Born in Beirut to Palestinian parents, Hatoum has made constant reference to the region, and these latest installations continue this preoccupation, albeit with mixed results.

Swings and roundabouts: In Suspended (2011), Mona Hatoum etches street plans onto fibreboard
In Suspended (2011), Hatoum hangs 35 fibreboard swings from steel chains attached to the ceiling.

Each is covered in red laminate, into which is etched the street plan of a city from across the globe. Hatoum aims to make a point about urban migration with these hanging islands, which are dislocated and impersonal, coldly hostile. But rather than prompting the tension she intends, the work feels strangely muted.

The visceral power of Hatoum’s best work is abundant, however, in Bunker (2011). An apocalyptic, wartorn and desolate model metropolis, it is composed of hollow mild steel tubes which Hatoum has attacked with a blowtorch so that they are riven with jagged fissures and holes.

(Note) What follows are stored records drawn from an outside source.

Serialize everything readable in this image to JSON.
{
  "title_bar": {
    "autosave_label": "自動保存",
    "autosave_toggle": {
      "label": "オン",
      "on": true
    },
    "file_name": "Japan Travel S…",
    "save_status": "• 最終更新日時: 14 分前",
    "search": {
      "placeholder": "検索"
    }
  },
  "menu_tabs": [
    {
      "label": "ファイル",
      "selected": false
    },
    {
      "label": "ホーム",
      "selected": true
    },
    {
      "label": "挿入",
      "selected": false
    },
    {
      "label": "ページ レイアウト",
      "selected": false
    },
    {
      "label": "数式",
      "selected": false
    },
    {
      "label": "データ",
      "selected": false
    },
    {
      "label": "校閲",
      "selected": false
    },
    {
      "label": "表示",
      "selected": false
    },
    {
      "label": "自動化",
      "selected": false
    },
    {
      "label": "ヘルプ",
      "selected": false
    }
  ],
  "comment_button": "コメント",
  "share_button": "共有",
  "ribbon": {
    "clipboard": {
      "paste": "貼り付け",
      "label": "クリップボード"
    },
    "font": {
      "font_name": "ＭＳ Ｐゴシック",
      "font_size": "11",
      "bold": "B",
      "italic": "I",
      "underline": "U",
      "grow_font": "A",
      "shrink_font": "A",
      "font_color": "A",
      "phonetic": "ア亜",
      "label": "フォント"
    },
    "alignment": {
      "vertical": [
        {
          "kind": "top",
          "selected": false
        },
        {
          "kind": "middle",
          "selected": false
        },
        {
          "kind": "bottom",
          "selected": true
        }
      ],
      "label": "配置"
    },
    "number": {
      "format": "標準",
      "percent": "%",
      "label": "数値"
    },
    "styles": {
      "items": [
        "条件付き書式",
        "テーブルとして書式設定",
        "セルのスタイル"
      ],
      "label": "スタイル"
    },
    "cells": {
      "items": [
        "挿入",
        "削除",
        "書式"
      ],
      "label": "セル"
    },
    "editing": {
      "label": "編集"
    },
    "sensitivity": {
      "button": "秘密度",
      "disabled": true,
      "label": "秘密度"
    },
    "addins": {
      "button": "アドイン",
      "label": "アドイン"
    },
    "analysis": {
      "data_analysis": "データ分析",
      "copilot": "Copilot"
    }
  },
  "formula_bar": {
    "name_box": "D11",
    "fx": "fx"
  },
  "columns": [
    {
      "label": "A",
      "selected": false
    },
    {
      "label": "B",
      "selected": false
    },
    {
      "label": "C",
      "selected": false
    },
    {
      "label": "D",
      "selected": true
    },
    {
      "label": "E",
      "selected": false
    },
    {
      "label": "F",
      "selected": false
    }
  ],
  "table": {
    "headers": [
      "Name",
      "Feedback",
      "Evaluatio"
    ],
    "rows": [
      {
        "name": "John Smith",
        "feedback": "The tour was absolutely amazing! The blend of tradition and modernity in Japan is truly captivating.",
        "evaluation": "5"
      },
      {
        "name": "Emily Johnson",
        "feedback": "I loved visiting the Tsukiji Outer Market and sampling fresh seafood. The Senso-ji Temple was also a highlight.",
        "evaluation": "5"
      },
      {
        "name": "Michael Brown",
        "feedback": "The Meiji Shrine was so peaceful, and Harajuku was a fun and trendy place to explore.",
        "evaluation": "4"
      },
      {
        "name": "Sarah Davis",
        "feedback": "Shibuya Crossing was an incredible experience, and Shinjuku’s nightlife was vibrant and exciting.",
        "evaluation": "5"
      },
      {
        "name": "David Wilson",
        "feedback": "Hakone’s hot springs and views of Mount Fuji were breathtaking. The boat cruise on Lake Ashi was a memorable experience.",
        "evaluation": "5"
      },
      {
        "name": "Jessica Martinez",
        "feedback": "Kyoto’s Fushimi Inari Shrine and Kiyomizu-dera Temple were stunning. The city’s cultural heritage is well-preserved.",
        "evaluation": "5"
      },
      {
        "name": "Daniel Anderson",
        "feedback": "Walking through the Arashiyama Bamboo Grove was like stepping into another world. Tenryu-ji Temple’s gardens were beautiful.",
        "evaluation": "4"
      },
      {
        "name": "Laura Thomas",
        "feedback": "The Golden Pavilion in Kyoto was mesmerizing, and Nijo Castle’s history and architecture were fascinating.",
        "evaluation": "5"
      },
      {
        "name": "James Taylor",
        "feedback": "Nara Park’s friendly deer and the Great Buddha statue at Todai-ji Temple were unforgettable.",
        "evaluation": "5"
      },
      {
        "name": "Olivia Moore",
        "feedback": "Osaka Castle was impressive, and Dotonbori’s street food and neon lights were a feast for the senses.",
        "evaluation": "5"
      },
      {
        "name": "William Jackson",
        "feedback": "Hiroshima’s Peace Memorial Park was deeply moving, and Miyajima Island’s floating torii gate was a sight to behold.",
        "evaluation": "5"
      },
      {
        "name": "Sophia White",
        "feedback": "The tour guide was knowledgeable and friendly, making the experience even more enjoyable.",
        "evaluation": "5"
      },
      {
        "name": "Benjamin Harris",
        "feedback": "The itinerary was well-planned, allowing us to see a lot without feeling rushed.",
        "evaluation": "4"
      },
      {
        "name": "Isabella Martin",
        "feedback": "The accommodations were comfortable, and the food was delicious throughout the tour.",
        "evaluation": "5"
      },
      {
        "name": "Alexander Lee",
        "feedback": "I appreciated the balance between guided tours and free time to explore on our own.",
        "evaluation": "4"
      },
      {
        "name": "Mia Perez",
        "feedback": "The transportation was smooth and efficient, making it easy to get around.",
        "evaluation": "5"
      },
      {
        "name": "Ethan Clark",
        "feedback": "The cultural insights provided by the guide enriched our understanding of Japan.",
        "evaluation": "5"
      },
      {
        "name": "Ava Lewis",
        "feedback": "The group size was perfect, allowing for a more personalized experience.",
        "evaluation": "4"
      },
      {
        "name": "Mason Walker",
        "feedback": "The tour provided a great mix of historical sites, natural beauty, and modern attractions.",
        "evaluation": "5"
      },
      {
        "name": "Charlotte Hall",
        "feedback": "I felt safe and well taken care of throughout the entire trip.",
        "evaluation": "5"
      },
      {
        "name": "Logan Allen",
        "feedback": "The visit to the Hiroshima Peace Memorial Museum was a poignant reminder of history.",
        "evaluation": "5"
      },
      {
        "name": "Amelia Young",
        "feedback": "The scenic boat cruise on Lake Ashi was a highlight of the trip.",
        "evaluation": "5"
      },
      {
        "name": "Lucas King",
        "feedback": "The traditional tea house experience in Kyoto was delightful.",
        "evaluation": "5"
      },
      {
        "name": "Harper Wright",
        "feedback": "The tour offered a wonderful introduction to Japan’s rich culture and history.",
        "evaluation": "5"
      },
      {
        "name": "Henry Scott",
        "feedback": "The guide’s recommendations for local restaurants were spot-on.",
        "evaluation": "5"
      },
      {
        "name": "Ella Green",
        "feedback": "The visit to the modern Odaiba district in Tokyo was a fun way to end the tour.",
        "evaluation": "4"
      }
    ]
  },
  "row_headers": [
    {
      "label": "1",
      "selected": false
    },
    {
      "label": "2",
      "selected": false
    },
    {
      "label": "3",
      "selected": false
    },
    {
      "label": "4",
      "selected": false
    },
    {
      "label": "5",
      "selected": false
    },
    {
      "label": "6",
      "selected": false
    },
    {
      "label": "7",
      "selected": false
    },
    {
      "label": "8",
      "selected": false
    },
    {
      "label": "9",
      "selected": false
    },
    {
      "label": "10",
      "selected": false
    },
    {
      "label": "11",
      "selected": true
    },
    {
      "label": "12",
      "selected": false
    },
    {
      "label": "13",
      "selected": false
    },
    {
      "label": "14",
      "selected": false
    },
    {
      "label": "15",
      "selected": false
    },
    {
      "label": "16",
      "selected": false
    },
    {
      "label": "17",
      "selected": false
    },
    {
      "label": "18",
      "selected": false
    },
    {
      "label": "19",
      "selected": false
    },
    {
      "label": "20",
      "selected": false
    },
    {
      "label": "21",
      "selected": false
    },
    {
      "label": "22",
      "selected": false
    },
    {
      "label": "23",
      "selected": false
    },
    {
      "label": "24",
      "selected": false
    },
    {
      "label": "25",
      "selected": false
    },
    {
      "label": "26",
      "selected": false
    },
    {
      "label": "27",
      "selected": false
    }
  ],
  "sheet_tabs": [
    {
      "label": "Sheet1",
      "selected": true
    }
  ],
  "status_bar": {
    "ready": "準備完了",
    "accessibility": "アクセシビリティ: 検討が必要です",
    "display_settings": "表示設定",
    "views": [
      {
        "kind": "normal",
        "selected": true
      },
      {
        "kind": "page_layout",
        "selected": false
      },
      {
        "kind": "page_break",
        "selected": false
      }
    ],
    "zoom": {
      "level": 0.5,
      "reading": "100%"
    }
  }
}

These constructions are based on buildings in Beirut, like the old Holiday Inn, the site of a 1975 battle in the Lebanese Civil War. Hatoum points to the discrepancy between the utopian ideals of the modernist architecture the Holiday Inn building exemplifies and dystopian reality.

And by using the uniform units of steel in different configurations, Hatoum also offers a critique of Minimalist art, whose reduced, cool aesthetic eschewed meaning to focus on materials and space. Hatoum’s savage attacks on the blocks suggest the impotence of a purely abstract language in a world which continues to tear itself apart.